Rock Companies Nabs $51M HUD Loan on Research Triangle Apartments
By Mack Burke February 10, 2021 8:00 am
reprintsNew York-based alternative lender Dwight Capital has provided just under $50.5 million in agency debt to Rock Companies for the refinance of a 354-unit, garden-style residential complex in North Carolina’s Research Triangle, Commercial Observer has learned.
The U.S. Department of Housing and Urban Development (HUD) Section 223(f) refinance is backed by Legends Cary Towne, a 15-building residential community at 442 Jefferson Town Road, between Raleigh and the suburban town of Cary. It was recently announced that major video game developer and publisher Epic Games bought a local mall and plans to turn it into its new global headquarters by 2024.
Dwight Capital Managing Principal Josh Sasouness originated the transaction.
The 21-acre gated property comprises 15 three-story apartment buildings, as well as a clubhouse and seven parking garages. And its 354 units include one-, two- and three-bedroom residences, which carry monthly rents that currently range from around $1,100 to nearly $2,200, according to listing information from Apartments.com.

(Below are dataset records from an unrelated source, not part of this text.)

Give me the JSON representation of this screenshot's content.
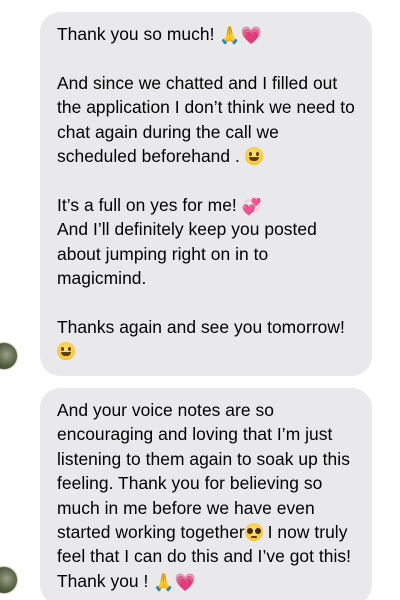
{
  "conversation": {
    "messages": [
      {
        "paragraphs": [
          {
            "text": "Thank you so much!",
            "emojis": [
              "pray",
              "heart"
            ]
          },
          {
            "text": "And since we chatted and I filled out the application I don’t think we need to chat again during the call we scheduled beforehand .",
            "emojis": [
              "smile"
            ]
          },
          {
            "text": "It’s a full on yes for me!",
            "emojis": [
              "twohearts"
            ],
            "continuation": "And I’ll definitely keep you posted about jumping right on in to magicmind."
          },
          {
            "text": "Thanks again and see you tomorrow!",
            "emojis": [
              "smile"
            ]
          }
        ]
      },
      {
        "paragraphs": [
          {
            "text_before": "And your voice notes  are so encouraging and loving that I’m just listening to them again to soak up this feeling. Thank you for believing so much in me before we have even started working together",
            "emoji_mid": "pleading",
            "text_after": " I now truly feel that I can do this and I’ve got this! Thank you !",
            "emojis": [
              "pray",
              "heart"
            ]
          }
        ]
      }
    ]
  },
  "emoji_glyphs": {
    "pray": "🙏",
    "heart": "💗",
    "twohearts": "💞",
    "smile": "",
    "pleading": ""
  },
  "colors": {
    "bubble": "#e9e9eb",
    "text": "#000000",
    "background": "#ffffff"
  }
}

The location sports a normal array of amenities that you’d expect to see at a suburban, garden-style development, such as a business center, a fitness center — with complimentary weekly yoga classes — a pool and spa, a poolside cabana, gas-grilling areas, a basketball court and lighted tennis courts, according to the property’s website.
Since 2015, Rock Companies, a firm based out of Bloomfield, Mich., has made improvements to the property’s interiors and exteriors; approximately 90 percent of units have been renovated in that time, according to information from Dwight Capital.

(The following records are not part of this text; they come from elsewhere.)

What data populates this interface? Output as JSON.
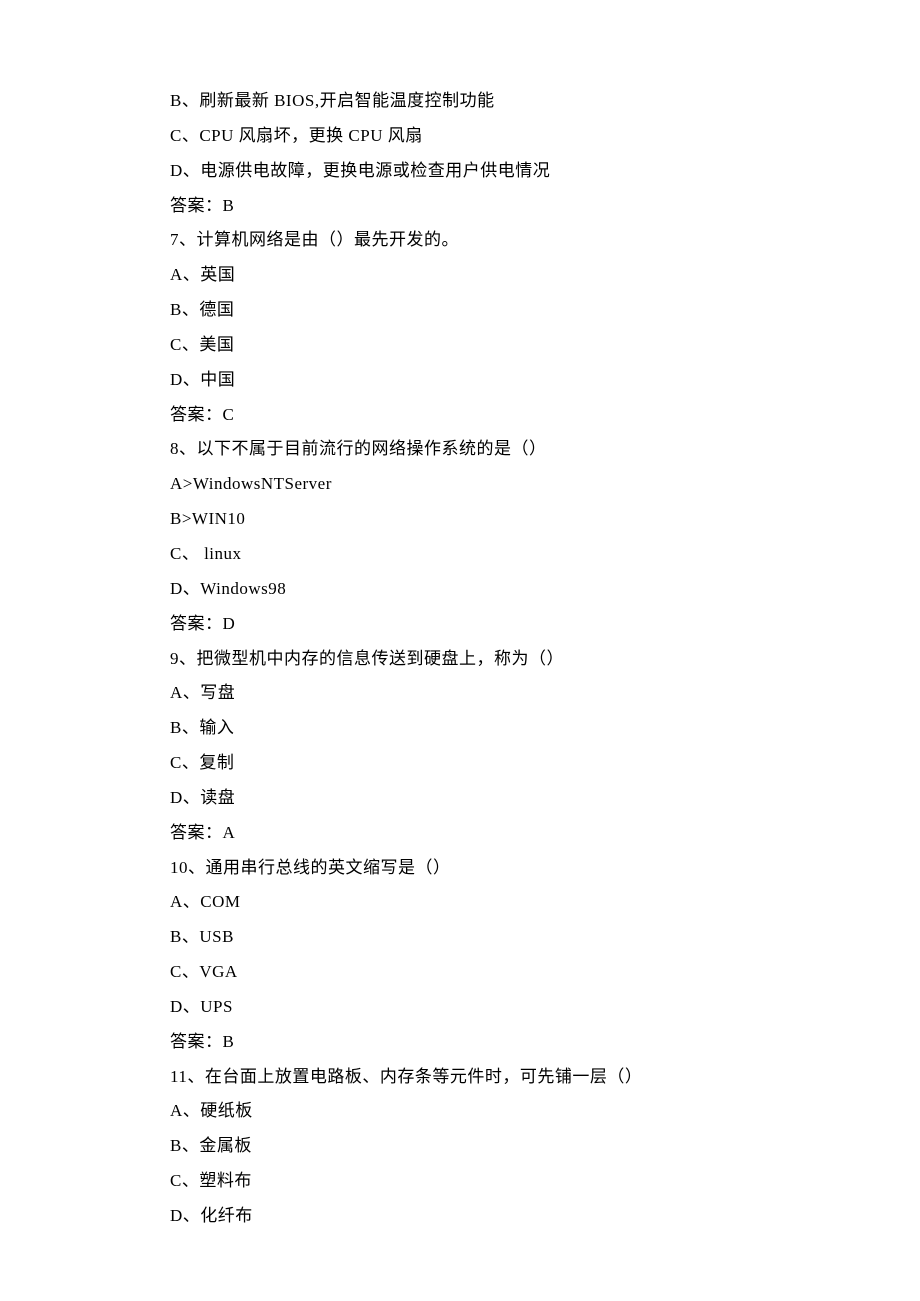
{
  "lines": [
    "B、刷新最新 BIOS,开启智能温度控制功能",
    "C、CPU 风扇坏，更换 CPU 风扇",
    "D、电源供电故障，更换电源或检查用户供电情况",
    "答案：B",
    "7、计算机网络是由（）最先开发的。",
    "A、英国",
    "B、德国",
    "C、美国",
    "D、中国",
    "答案：C",
    "8、以下不属于目前流行的网络操作系统的是（）",
    "A>WindowsNTServer",
    "B>WIN10",
    "C、 linux",
    "D、Windows98",
    "答案：D",
    "9、把微型机中内存的信息传送到硬盘上，称为（）",
    "A、写盘",
    "B、输入",
    "C、复制",
    "D、读盘",
    "答案：A",
    "10、通用串行总线的英文缩写是（）",
    "A、COM",
    "B、USB",
    "C、VGA",
    "D、UPS",
    "答案：B",
    "11、在台面上放置电路板、内存条等元件时，可先铺一层（）",
    "A、硬纸板",
    "B、金属板",
    "C、塑料布",
    "D、化纤布"
  ]
}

Rock Companies is a multifaceted, commercial real estate developer, manager and investor that was founded in 1991 by former Cleveland Cavaliers vice chairman Jeff Cohen, who still serves as Rock’s CEO. Cohen was an executive within the front office of the National Basketball Association’s Cavaliers in 2016, the year the franchise won its first NBA championship; he was relieved of his duties as chairman by owner Dan Gilbert, the co-founder of Quicken Loans, in February 2017.
Legends Cary Towne is situated just minutes from North Carolina State University and is approximate to the Raleigh-Durham International Airport and Downtown Raleigh, as well as to the massive Research Triangle Park.
It is also just a couple of minutes east of Cary Towne Center, the shuttered mall that Epic Games bought last month for $95 million, with plans to redevelop the 87-acre site into its new global headquarters. The gaming company, which is based in Cary, picked up the property from New York-based Turnbridge Equities and Dallas-based Denali Properties, a duo that had previously gotten entitlements from the town as part of their own push to reposition the mall into a 4 million-square-foot, mixed-use development called Carolina Yards almost two years after they bought it for $31 million in the first quarter of 2019. Turnbridge and Denali sold off the site after announcing last October their plans to break ground on their development at the beginning of this year.